When driving, my biggest fear, like most other people is the blue and white. But it's not the blue and white you think. You see, the blue and white that appears in my rearview mirror doesn't cause me as much consternation as the one ahead of me. It's those drivers with the blue and white TNP + CHI affixed to their rear window who scare the bejesus out of me!

What is TNP CHI? It stands for Transportation Network Provider Chicago. It's the decal Uber/Lyft drivers are supposed to have in their car in order to access either Midway or O'Hare Airport.
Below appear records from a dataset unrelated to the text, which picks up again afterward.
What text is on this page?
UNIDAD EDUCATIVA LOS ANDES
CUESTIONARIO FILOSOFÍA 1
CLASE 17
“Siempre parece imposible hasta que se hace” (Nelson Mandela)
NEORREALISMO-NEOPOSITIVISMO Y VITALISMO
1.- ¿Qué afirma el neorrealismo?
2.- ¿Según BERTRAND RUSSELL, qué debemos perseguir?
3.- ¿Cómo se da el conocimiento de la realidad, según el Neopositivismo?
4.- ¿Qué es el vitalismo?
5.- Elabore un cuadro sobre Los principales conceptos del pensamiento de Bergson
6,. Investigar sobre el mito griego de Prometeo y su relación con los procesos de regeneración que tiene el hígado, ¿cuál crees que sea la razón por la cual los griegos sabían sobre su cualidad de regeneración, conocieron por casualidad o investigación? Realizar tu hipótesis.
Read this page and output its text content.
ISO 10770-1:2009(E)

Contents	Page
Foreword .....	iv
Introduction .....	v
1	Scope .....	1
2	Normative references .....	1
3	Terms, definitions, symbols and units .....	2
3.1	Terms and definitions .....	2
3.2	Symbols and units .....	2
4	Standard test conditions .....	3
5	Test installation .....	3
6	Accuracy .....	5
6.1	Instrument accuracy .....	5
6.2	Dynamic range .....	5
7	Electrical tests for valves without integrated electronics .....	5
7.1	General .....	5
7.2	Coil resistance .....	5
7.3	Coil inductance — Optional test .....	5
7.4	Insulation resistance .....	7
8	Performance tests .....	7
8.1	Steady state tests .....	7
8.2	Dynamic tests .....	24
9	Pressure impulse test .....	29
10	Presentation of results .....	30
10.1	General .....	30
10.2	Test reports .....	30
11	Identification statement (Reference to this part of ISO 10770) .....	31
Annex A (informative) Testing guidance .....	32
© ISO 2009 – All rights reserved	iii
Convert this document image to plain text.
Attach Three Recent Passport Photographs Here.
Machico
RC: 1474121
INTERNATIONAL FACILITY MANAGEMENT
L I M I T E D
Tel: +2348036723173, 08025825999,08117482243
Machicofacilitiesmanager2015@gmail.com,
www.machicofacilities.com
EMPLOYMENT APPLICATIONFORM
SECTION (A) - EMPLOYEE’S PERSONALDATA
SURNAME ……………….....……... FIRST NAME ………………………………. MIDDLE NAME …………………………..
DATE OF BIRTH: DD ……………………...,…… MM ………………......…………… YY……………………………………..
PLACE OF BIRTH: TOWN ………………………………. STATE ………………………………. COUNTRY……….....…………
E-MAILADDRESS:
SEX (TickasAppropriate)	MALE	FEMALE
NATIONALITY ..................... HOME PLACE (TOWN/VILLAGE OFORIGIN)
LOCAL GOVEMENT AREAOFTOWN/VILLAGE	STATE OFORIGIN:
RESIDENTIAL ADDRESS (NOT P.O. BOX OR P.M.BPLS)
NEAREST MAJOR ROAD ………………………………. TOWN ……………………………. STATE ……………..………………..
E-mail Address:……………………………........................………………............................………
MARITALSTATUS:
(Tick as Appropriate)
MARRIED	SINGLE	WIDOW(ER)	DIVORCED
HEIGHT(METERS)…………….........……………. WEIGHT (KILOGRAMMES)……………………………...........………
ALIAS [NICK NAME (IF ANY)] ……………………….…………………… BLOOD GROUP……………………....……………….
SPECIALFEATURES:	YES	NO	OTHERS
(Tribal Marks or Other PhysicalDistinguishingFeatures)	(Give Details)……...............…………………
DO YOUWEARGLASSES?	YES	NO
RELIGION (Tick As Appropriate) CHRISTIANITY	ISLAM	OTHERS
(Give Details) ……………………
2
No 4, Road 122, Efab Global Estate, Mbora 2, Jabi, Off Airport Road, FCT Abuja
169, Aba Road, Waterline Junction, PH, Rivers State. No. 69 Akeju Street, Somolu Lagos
But the real meaning of that sign, as far as I'm concerned, is that it warns me of an amateur driver whose qualifications for driving anybody around should be questioned by the passenger in the rear seat!

The most dangerous thing about someone with that sign is that, more often than not, they are heavily dependent on the GPS to get them from point A to point B. A real driver uses GPS as a supplement to their knowledge of the city's streets and not their lifeline! As a driver carrying paying passengers, one should know the basic layout of the city. With the exception of certain angular streets like Grand, Clybourn, Elston and Archer, those drivers should be able to make their way around with ease. Unfortunately, that is rarely the case.

I was driving south on Cicero near Midway airport when all of a sudden all the cars came to a screeching halt. The reason? The TNP CHI rideshare driver was trying to get to the Midway Airport exit ramp from the far left lane. One would have thought that, after crossing Archer Avenue, the driver would have the common sense to get into the far right lane. But no. The GPS apparently hadn't told him, so he didn't!

One time I was driving on North Ashland and the driver pulled from a parking spot into the second lane cutting me off. I blew my horn at him and swerved into the right lane. That nut case proceeded to cut back in front of me into the right lane and then cut to the left lane all while the female passenger sat in the rear seat. That driver is a future road rage assailant for sure.

Last but not least are the scared-to-move, scared-to-change-lanes, scared-to-drive-like-they're-trying-to-get-somewhere drivers. Hopefully with gas now exceeding $3 a gallon, the number of those drivers will lessen. They do nothing but add to the traffic congestion!